Letter to Bernanke: Stop QE2

Source: Seeking Alpha

Last week the international community voiced its displeasure with the Fed's plan to buy $600 billion in US Treasuries (QE2) to help spur inflation and lower unemployment. Countries around the world criticized the central bank, stating that effectively printing more dollars would devalue the dollar on world currency markets.

Despite President Obama defending the Fed's program last week, on Monday morning, dissent was voiced by US policymakers. A group featuring Republican-leaning lawmakers, political strategists, and economists will be launching a campaign this week calling on Fed Chairman Ben Bernanke to pull the plug on QE2.

In an open letter which will be published in ads in both The Wall Street Journal and The New York Times, the group writes:

The planned asset purchases risk currency debasement and inflation, and we do not think they will achieve the Fed's objective of promoting employment.

The group's economists have already been meeting with and advising Republican lawmakers, including current House Budget Committee Chairman Paul Ryan, as well as potential 2012 GOP presidential candidates.

Republican Mike Pence from Indiana said:

Printing money is no substitute for pro-growth fiscal policy… [the signatories of the letter] represent a growing chorus of Americans who know that we should be seeking to stimulate our economy with tax relief, spending restraint and regulatory reform rather than masking our fundamental problems by artificially creating inflation.

The Fed, which has enjoyed significant independence from politicians in devising monetary policy, has found itself caught in political crosshairs. The Republicans are now adamant about repealing QE2, while Democrats have supported the program.
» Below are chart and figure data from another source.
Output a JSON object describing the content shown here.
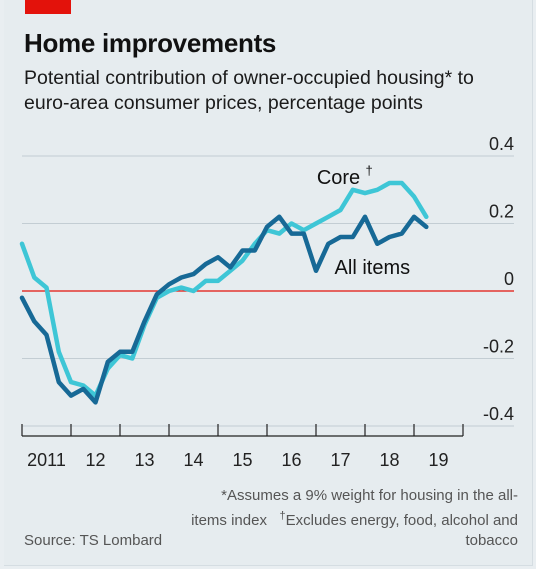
{
  "header": {
    "title": "Home improvements",
    "subtitle": "Potential contribution of owner-occupied housing* to euro-area consumer prices, percentage points"
  },
  "footer": {
    "note_part1": "*Assumes a 9% weight for housing in the all-items index",
    "note_dagger": "†",
    "note_part2": "Excludes energy, food, alcohol and tobacco",
    "source": "Source: TS Lombard"
  },
  "colors": {
    "core": "#3ec6d6",
    "all_items": "#176996",
    "zero_line": "#e3120b",
    "grid": "#c3cdd3",
    "axis": "#222222",
    "background": "#e6ecef"
  },
  "chart_data": {
    "type": "line",
    "title": "Home improvements",
    "subtitle": "Potential contribution of owner-occupied housing* to euro-area consumer prices, percentage points",
    "x_tick_labels": [
      "2011",
      "12",
      "13",
      "14",
      "15",
      "16",
      "17",
      "18",
      "19"
    ],
    "xlim": [
      2011,
      2020.0
    ],
    "ylim": [
      -0.4,
      0.4
    ],
    "y_ticks": [
      -0.4,
      -0.2,
      0,
      0.2,
      0.4
    ],
    "y_tick_labels": [
      "-0.4",
      "-0.2",
      "0",
      "0.2",
      "0.4"
    ],
    "grid": true,
    "series": [
      {
        "name": "Core",
        "name_suffix": "†",
        "color": "#3ec6d6",
        "x": [
          2011.0,
          2011.25,
          2011.5,
          2011.75,
          2012.0,
          2012.25,
          2012.5,
          2012.75,
          2013.0,
          2013.25,
          2013.5,
          2013.75,
          2014.0,
          2014.25,
          2014.5,
          2014.75,
          2015.0,
          2015.25,
          2015.5,
          2015.75,
          2016.0,
          2016.25,
          2016.5,
          2016.75,
          2017.0,
          2017.25,
          2017.5,
          2017.75,
          2018.0,
          2018.25,
          2018.5,
          2018.75,
          2019.0,
          2019.25
        ],
        "y": [
          0.14,
          0.04,
          0.01,
          -0.18,
          -0.27,
          -0.28,
          -0.31,
          -0.23,
          -0.19,
          -0.2,
          -0.1,
          -0.02,
          0.0,
          0.01,
          0.0,
          0.03,
          0.03,
          0.06,
          0.09,
          0.14,
          0.18,
          0.17,
          0.2,
          0.18,
          0.2,
          0.22,
          0.24,
          0.3,
          0.29,
          0.3,
          0.32,
          0.32,
          0.28,
          0.22
        ]
      },
      {
        "name": "All items",
        "color": "#176996",
        "x": [
          2011.0,
          2011.25,
          2011.5,
          2011.75,
          2012.0,
          2012.25,
          2012.5,
          2012.75,
          2013.0,
          2013.25,
          2013.5,
          2013.75,
          2014.0,
          2014.25,
          2014.5,
          2014.75,
          2015.0,
          2015.25,
          2015.5,
          2015.75,
          2016.0,
          2016.25,
          2016.5,
          2016.75,
          2017.0,
          2017.25,
          2017.5,
          2017.75,
          2018.0,
          2018.25,
          2018.5,
          2018.75,
          2019.0,
          2019.25
        ],
        "y": [
          -0.02,
          -0.09,
          -0.13,
          -0.27,
          -0.31,
          -0.29,
          -0.33,
          -0.21,
          -0.18,
          -0.18,
          -0.09,
          -0.01,
          0.02,
          0.04,
          0.05,
          0.08,
          0.1,
          0.07,
          0.12,
          0.12,
          0.19,
          0.22,
          0.17,
          0.17,
          0.06,
          0.14,
          0.16,
          0.16,
          0.22,
          0.14,
          0.16,
          0.17,
          0.22,
          0.19
        ]
      }
    ]
  }
}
Moving forward, if the economy fails to pick up over the next year, Democrats may even be more pressing on the Fed to take further stimulative action.

Some well known liberal economists, including Nobel laureates Paul Krugman and Joseph Stiglitz, have already called into question the effectiveness of quantitative easing. They argue that more fiscal stimulus is needed to mend the economy, rather than another heavy dose of monetary policy.

A Fed spokeswoman said Sunday:

[The Fed] will take all measures to keep inflation low and stable, as well as promote growth in employment… [the central bank] is prepared to make adjustments as necessary… [and] is confident it has the tools to unwind these policies at the appropriate time.

She also stated that Chairmen Ben Bernanke does not believe that the Fed can solve all of the economy's problems on its own, and that sound economic health will take "the combined efforts of many parties including the central bank, Congress, the administration, regulators, and the private sector."

Bob McTeer, former President of the Federal Reserve Bank of Dallas, spoke out against the political backlash, stating:

It is unfortunate that economists are over-hyping this and trying to politicize it. What populists on the right and left have in common is a distrust of the establishment, and to them the Fed personifies the establishment.

McTeer has backed the Fed's QE2 program. He also participates at the National Center for Policy Analysis, a right-leaning think tank.

Signers of the letter calling for the Fed to cut the easing program include economists Michael Boskin, chairman of George W. Bush's Council of Economic Advisers; John Taylor, a monetary policy scholar who served in both Bush administrations; Kevin Hassett, a member of the American Enterprise Institute; Douglas Holtz-Eakin, a former Congressional Budget Office director; David Malpass, who served as a Treasury economist under Ronald Reagan; and William Kristol, who edits the "Weekly Standard" and is a member of a new conservative think tank called e21.

The signers of the letter claimed that they were not trying to challenge the Fed's independence. Douglas Holtz-Eakin said:

It's fair to have a public debate about what the right monetary policy is… I'm a long way away from being comfortable with the idea of the Congress running monetary policy.